Eine "Risikoabfrage" zum Ukraine-Krieg wurde auch bei der Bremer Straßenbahn AG gemacht. Dort geht es um den Diesel-Zusatz Ad-Blue, ohne den die Fahrzeuge von Evobus nicht fahren dürfen. Für die Herstellung von Ad-Blue wiederum wird Erdgas benötigt. Mittel- und langfristig erwartet die BSAG deshalb "ein höheres Risiko bei der Belieferung", zudem sei "mit weiteren Preissteigerungen zu rechnen".
Sicherheit und Geheimhaltung
Auf den detaillierten Fragenkatalog der CDU will der Senat erst am 7. Juni antworten – offiziell wegen der "Vielzahl der angesprochenen Themen". Da gebe es "umfangreichen Abstimmungsbedarf mit den zu beteiligenden Ressorts". Bei Skums prüft man jedoch auch, wie weit die Antworten sicherheitsrelevant sind. Deshalb will man der CDU anbieten, "im kleinen Kreis unter Wahrung der Verschwiegenheit zu antworten". CDU-Fraktionschef Heiko Strohmann hat dieses Angebot noch nicht erhalten, ist aber bereit, hier mit dem Senat "an einem Strang zu ziehen".

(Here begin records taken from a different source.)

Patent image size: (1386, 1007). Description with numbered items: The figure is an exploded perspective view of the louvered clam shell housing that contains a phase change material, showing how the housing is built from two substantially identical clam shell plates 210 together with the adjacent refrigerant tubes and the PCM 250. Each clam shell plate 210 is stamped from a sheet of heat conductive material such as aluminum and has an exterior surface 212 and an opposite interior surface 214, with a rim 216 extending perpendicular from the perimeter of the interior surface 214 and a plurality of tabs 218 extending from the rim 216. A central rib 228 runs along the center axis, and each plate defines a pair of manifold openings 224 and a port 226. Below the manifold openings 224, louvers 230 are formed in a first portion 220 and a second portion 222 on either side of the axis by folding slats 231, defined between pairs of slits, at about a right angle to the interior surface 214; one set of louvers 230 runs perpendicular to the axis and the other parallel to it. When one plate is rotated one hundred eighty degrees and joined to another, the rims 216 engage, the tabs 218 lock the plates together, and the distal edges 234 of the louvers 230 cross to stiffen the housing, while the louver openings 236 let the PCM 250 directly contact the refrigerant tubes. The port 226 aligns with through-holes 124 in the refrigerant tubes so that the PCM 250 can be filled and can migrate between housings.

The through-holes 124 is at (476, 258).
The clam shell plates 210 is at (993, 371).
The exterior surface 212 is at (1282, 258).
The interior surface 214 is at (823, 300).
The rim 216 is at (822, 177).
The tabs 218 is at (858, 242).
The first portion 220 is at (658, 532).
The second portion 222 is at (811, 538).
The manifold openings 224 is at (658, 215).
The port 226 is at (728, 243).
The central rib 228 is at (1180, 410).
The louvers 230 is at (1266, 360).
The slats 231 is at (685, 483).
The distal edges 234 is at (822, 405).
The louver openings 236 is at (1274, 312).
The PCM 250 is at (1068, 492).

Allerdings weist der Oppositionspolitiker dabei auch auf Versäumnisse in Sachen Klimaschutz und alternative Energien hin. Wenn Skums jetzt prüfe, durch Altablagerungen vorbelastete Freiflächen für Fotovoltaik-Anlagen zu nutzen, könne man das "in der Not so machen". Es zeige aber auch, dass bei der Nutzung von Sonnenenergie "14 Jahre lang geschlafen wurde". Die Verwaltung habe den Ausbau verhindert, etwa bei Solarzellen auf Sporthallen: "Da wurden den Vereinen Fesseln angelegt, bis es sich für die nicht mehr rechnete." Offenbar will Skums nun vieles nachholen: Das "wesentliche Potenzial" sieht man in einem gezielten Ausbau von Fotovoltaik-Anlagen auf vorhandenen großen Dachflächen. Das sei "ohne größeren planerischen Vorlauf umsetzbar".
Strohmann wünscht sich das auch für andere Bereiche und kritisiert, dass das Genehmigungsverfahren für eine Windkraftanlage bislang sieben Jahre dauere. "Wir haben alles, aber keine Zeit", sagt er und meint nicht nur den Krieg und dessen Folgen.